The computing device 800 includes a processor 810, memory 820, a storage device 830, a high-speed interface/controller 840 connecting to the memory 820 and high-speed expansion ports 850, and a low speed interface/controller 860 connecting to a low speed bus 870 and a storage device 830. Each of the components 810, 820, 830, 840, 850, and 860, are interconnected using various busses, and may be mounted on a common motherboard or in other manners as appropriate. The processor 810 can process instructions for execution within the computing device 800, including instructions stored in the memory 820 or on the storage device 830 to display graphical information for a graphical user interface (GUI) on an external input/output device, such as display 880 coupled to high speed interface 840. In other implementations, multiple processors and/or multiple buses may be used, as appropriate, along with multiple memories and types of memory. Also, multiple computing devices 800 may be connected, with each device providing portions of the necessary operations (e.g., as a server bank, a group of blade servers, or a multi-processor system).
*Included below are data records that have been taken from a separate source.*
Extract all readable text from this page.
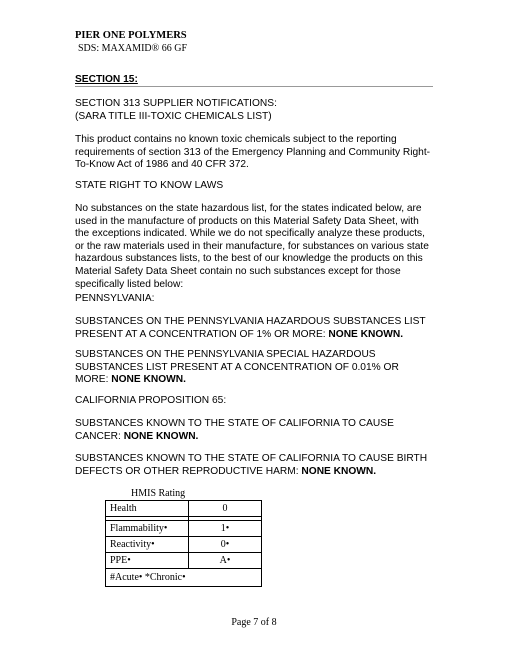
PIER ONE POLYMERS
SDS: MAXAMID® 66 GF
SECTION 15:
SECTION 313 SUPPLIER NOTIFICATIONS:
(SARA TITLE III-TOXIC CHEMICALS LIST)

This product contains no known toxic chemicals subject to the reporting requirements of section 313 of the Emergency Planning and Community Right-To-Know Act of 1986 and 40 CFR 372.

STATE RIGHT TO KNOW LAWS

No substances on the state hazardous list, for the states indicated below, are used in the manufacture of products on this Material Safety Data Sheet, with the exceptions indicated. While we do not specifically analyze these products, or the raw materials used in their manufacture, for substances on various state hazardous substances lists, to the best of our knowledge the products on this Material Safety Data Sheet contain no such substances except for those specifically listed below:

PENNSYLVANIA:

SUBSTANCES ON THE PENNSYLVANIA HAZARDOUS SUBSTANCES LIST PRESENT AT A CONCENTRATION OF 1% OR MORE: NONE KNOWN.

SUBSTANCES ON THE PENNSYLVANIA SPECIAL HAZARDOUS SUBSTANCES LIST PRESENT AT A CONCENTRATION OF 0.01% OR MORE: NONE KNOWN.

CALIFORNIA PROPOSITION 65:

SUBSTANCES KNOWN TO THE STATE OF CALIFORNIA TO CAUSE CANCER: NONE KNOWN.

SUBSTANCES KNOWN TO THE STATE OF CALIFORNIA TO CAUSE BIRTH DEFECTS OR OTHER REPRODUCTIVE HARM: NONE KNOWN.

HMIS Rating
Health	0

Flammability•	1•
Reactivity•	0•
PPE•	A•
#Acute• *Chronic•	
Page 7 of 8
The memory 820 stores information non-transitorily within the computing device 800. The memory 820 may be a computer-readable medium, a volatile memory unit(s), or non-volatile memory unit(s). The non-transitory memory 820 may be physical devices used to store programs (e.g., sequences of instructions) or data (e.g., program state information) on a temporary or permanent basis for use by the computing device 800. Examples of non-volatile memory include, but are not limited to, flash memory and read-only memory (ROM)/programmable read-only memory (PROM)/erasable programmable read-only memory (EPROM)/electronically erasable programmable read-only memory (EEPROM) (e.g., typically used for firmware, such as boot programs). Examples of volatile memory include, but are not limited to, random access memory (RAM), dynamic random access memory (DRAM), static random access memory (SRAM), phase change memory (PCM) as well as disks or tapes.

The storage device 830 is capable of providing mass storage for the computing device 800. In some implementations, the storage device 830 is a computer-readable medium. In various different implementations, the storage device 830 may be a floppy disk device, a hard disk device, an optical disk device, or a tape device, a flash memory or other similar solid state memory device, or an array of devices, including devices in a storage area network or other configurations. In additional implementations, a computer program product is tangibly embodied in an information carrier The computer program product contains instructions that, when executed, perform one or more methods, such as those described above. The information carrier is a computer-or machine-readable medium, such as the memory 820, the storage device 830, or memory on processor 810.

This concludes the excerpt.